The Freeland, Md., native talked to her friends and family and decided the most effective way for them to all get involved in not only remembering their passed loved ones, but also helping to find a cure for cancer, was through Relay for Life, the American Cancer Society’s signature annual fundraising event in which volunteers raise money based on the miles they walked.
“It’s a great way to get the family together for a good cause,” Hagner said. “It’s an [exercise] event, it raises money for an excellent cause and we’re helping to promote awareness.”
The Hagner family got together in 2010 and raised over $700 for Relay for Life. Hagner, who then was based at Marine Corps Air Station Cherry Point, N.C., as one of fewer than a dozen female Cobra helicopter pilots in the Marine Corps, did as much as she could to help her family in Maryland raise money. When time came for the event itself, Hagner took leave to participate.
“It’s kind of like a memorial for my family members who have died,” she said. “Instead of just talking about it, we did something about it.”
This year, Hagner transferred to II Marine Expeditionary Force Headquarters Group, and deployed to Helmand province, Afghanistan. She now works as the commander of the group’s Female Engagement Team, overseeing a team of nearly 40 servicewomen tasked with interacting with Afghan women and children to assist in implementing community development programs.
In April, barely a month into her deployment, Hagner suffered another loss when her uncle died from stomach cancer. He was the fourth family member she had lost to cancer.
“That was rough,” she said. “I lost my grandma on my dad’s side to breast cancer, my grandma on my mom’s side to lung cancer, my aunt to lung cancer and my uncle to stomach cancer,” she explained.
After her uncle’s passing, Hagner and her family made it a goal to raise over $1,000 for this year’s Relay for Life event at Goucher College in Baltimore on June 17. There was just one problem: Hagner, serving in Afghanistan, could not be present.
Hagner’s family and friends decided they still were going to participate, and their team raised $1,700 for cancer research.

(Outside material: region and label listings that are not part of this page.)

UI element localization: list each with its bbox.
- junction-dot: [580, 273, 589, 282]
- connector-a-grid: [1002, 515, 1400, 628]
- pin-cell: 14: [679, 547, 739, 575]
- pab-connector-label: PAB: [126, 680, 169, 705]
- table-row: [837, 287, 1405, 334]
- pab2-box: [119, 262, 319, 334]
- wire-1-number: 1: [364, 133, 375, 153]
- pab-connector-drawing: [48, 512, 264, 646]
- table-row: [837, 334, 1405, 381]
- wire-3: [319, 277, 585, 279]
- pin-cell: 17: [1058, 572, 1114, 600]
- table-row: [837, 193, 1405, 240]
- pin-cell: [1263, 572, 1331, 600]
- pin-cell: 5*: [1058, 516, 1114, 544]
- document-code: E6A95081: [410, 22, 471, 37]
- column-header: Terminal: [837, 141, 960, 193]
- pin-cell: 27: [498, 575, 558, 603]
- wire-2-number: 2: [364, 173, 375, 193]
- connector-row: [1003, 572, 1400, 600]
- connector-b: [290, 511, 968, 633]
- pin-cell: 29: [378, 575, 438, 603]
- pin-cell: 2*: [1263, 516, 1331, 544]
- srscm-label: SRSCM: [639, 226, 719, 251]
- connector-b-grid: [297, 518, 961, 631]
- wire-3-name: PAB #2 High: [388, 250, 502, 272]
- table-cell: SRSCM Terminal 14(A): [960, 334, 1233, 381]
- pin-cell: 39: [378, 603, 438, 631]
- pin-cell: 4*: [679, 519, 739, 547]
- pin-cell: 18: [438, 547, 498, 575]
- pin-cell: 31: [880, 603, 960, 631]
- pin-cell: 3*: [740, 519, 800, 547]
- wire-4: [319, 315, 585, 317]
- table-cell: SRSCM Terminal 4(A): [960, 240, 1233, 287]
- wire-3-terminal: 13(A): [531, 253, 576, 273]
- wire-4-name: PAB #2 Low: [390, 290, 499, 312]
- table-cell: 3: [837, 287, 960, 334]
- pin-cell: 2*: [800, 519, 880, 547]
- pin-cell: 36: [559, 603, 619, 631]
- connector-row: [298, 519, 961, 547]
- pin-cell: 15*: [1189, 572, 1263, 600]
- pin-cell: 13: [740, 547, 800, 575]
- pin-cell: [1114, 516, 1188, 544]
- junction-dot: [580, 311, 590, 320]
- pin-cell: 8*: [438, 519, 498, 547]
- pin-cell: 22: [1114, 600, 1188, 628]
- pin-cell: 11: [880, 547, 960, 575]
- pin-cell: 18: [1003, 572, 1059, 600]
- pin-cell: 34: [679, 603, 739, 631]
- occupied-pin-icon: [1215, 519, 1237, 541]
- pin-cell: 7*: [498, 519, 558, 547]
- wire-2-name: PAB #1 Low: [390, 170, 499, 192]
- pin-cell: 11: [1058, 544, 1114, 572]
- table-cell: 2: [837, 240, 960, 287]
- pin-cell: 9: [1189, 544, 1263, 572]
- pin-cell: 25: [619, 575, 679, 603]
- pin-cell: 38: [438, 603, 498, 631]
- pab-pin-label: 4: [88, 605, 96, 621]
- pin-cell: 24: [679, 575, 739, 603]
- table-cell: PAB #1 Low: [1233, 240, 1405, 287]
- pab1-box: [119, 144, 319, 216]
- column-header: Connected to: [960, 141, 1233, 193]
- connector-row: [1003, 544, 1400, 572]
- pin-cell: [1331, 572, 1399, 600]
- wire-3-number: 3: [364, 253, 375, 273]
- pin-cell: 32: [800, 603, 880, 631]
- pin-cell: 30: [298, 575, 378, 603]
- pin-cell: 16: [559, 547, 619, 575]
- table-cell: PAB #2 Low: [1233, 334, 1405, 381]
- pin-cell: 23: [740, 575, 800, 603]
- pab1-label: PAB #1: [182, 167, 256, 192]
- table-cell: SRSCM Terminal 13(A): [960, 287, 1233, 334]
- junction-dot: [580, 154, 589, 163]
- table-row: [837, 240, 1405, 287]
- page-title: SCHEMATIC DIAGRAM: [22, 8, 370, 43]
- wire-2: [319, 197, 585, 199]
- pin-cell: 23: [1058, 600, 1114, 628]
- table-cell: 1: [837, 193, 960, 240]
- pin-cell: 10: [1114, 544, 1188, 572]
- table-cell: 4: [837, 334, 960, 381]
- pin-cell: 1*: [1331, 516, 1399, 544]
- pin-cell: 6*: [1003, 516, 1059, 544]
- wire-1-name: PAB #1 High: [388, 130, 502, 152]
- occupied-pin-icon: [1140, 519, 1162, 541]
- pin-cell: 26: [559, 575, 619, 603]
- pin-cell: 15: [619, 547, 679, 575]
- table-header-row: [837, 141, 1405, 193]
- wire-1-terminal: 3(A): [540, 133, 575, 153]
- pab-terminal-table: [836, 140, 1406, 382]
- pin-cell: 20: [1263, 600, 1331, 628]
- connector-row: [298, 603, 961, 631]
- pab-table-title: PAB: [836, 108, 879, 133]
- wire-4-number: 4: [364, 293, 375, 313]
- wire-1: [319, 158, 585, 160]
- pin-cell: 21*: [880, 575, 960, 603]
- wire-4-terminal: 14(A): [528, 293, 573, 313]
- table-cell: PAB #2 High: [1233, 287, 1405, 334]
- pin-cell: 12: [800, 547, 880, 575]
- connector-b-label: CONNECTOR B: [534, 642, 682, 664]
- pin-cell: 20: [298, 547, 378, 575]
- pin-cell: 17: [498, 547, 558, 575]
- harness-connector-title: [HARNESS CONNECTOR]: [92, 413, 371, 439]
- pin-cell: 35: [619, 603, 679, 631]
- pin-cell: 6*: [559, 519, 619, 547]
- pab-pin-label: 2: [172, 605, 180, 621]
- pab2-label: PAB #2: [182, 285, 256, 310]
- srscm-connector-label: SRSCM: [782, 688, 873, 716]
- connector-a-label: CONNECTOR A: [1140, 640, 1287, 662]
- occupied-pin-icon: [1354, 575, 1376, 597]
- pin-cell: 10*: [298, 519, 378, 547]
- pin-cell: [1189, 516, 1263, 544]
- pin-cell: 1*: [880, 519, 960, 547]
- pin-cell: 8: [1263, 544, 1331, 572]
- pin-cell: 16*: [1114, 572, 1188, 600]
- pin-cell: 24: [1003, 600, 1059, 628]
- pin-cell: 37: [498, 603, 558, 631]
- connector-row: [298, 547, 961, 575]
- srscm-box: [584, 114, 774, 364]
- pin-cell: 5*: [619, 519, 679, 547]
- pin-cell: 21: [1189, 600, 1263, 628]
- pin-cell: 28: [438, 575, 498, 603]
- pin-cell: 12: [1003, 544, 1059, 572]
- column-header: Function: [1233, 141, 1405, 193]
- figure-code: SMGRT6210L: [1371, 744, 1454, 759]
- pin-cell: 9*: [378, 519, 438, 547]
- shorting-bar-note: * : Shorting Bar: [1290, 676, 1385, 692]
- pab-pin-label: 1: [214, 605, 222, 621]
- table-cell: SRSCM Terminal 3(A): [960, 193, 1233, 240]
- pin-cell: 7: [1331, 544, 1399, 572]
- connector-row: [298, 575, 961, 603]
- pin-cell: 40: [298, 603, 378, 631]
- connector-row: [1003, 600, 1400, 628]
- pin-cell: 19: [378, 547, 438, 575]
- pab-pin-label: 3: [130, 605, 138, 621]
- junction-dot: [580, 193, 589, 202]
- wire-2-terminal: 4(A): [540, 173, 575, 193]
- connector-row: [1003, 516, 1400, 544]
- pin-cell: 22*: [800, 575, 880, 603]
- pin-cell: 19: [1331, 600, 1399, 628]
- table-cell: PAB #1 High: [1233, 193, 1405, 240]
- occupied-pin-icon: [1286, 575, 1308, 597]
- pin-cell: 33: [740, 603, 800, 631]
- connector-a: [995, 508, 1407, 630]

Hagner even found a way to attend, if only in virtual form, by video chatting with her family over a computer for a few minutes in between one of their laps. Her cousins, aunts and uncles took turns hopping in front of the laptop, excited to catch a glimpse of their deployed Marine. As they walked, they even showed off a Marine Corps flag and a Team Hagner poster filled with pictures of her.
“It just wasn’t the same without her, she’s the life of the party,” Hagner’s parents, Ron and Elaine, said by e-mail.
“We couldn’t be more proud,” said Ron Hagner, a retired lieutenant colonel in the Air National Guard. “She just keeps doing things like Relay for Life that makes us even more proud. Liz has always been a thoughtful and caring person. She always looks for the best in people.”
With Hagner’s deployment ending in the early fall, she looks forward to seeing her family and participating in next year’s Relay for Life.
“Next year, I should be able to take [vacation] again, so I can actually go participate with the rest of my family,” she said.